Third Contact Read online

  Cover and Interior Design by Smoking Gun Publishing, LLC

  Copyright © 2016 James A. Wilson. All rights reserved. No part of this publication may be reproduced, stored in a retrieval system or transmitted in any form or by any means, electronic, mechanical, photocopying, recording or otherwise without the prior written permission of the copyright holder, except for brief quotations used in a review.

  This is a work of fiction, and is produced from the author’s imagination. People, places and things mentioned in this novel are used in a fictional manner.

  ISBN: 978-1-940586-32-8

  Library of Congress Control Number: 2016952551

  Visit us on the web at www.smokinggunpublishing.com

  Published by Smoking Gun Publishing, LLC

  Printed in the United States of America

  Acknowledgements

  Thanks to Koskadam Timouri Azar and John Mac Wilson for getting me started.

  Thanks to Carl Clark for the incredible art work.

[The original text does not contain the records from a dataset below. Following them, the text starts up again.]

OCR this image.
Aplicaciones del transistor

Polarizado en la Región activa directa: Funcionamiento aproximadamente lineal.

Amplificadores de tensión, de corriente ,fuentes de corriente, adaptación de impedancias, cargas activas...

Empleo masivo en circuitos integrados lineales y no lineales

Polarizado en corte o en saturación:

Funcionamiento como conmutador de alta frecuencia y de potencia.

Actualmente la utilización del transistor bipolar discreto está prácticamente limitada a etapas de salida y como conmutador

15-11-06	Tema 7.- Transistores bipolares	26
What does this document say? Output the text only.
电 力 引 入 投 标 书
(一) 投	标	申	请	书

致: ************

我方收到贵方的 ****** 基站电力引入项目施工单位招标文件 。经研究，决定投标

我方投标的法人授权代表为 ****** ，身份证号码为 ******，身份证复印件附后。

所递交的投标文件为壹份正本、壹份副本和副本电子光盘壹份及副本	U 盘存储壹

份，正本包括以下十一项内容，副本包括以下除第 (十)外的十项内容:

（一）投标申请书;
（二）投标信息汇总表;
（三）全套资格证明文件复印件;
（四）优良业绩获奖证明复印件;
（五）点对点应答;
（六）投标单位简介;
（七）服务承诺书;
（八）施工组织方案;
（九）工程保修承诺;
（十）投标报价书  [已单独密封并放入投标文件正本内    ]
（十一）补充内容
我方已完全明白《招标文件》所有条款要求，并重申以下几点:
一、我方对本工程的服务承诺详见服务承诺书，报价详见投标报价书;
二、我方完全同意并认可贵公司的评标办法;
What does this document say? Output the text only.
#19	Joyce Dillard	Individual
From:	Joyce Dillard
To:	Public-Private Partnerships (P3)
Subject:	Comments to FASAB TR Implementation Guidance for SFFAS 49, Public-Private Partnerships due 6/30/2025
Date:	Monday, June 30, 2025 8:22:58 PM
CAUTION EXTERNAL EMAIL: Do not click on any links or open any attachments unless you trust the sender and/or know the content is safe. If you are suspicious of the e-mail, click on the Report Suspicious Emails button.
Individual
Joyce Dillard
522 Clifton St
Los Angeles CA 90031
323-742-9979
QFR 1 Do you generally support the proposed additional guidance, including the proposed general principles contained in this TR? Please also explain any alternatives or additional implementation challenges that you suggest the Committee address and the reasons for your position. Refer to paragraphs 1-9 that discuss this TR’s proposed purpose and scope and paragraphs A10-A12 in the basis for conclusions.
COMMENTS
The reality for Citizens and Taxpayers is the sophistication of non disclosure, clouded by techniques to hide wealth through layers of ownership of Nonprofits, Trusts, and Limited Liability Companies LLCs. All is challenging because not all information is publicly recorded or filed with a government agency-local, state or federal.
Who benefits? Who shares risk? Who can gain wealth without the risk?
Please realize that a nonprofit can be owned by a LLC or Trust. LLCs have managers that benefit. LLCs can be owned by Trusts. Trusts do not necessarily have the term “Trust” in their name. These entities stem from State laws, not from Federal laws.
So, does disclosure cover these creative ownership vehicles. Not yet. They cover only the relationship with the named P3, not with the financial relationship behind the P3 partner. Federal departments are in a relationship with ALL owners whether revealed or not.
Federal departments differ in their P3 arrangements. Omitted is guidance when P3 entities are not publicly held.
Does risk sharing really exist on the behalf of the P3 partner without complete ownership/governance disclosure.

  Thanks to Maria Sherland and Susan Feltman for editing.

  Thanks to Mattie Mae & Aurora Timouri Wilson for listening at story time.

  Thanks to Jill Bruns for help with the kids.

  Thanks to all the ladies at Smoking Gun Publishing: Lois Mans, Claire Applewhite and Mary Menke

  Thanks to Dr. Roger Hill for Quantum Mechanics classes and reading.

  Thanks to Dr. Michael Friedlander for Astrophysics classes.

  Thanks to Connie Cruse for being a friend.

  Thanks to Laurie Getz for being a friend

  Thanks also to: Joe Joiner, Jerry Wilson, Mary Wilson, Jeff Feltman, Alex & Cole Feltman, Ken Sherland, Jacquelynn Smith, Kyle Smith, Bella & Ben Smith, Steve & Amy Feltman and John Feltman

  Thanks to my family and friends for inspiration with the characters: Mattie, Aurora, Aline, Phil, Alex, Kayla, Christeen, Joe, Denny, Lou, Eugene, Stewart, Stephanie, Jennifer, Jeff, Susan, Alex, Cole, Maria, Rebeckah, Matt, Joe, Michael, Lenny, Drew, Doug, George, Roger, Heather, J.P., Kent, Stacie, Eli, Bill, Chris, Steve, John, Tina, Amie, Connie, Jessica, Muriah, and Perry

  Dedication

  To my parents

  Khoshghdam Timouri Azar

  &

  John Mac Wilson

  PREFACE

  As a child, I spent many hours wondering, How did we get here? What lies past the edge of the visible universe? What came before the beginning of the universe? There were no humans around at that time to witness these events and our planet did not come with a user manual laying out the concise explanation of how we got here. Humanity’s collective theories and ideas came to us either in divine dreams or through observations and deductions.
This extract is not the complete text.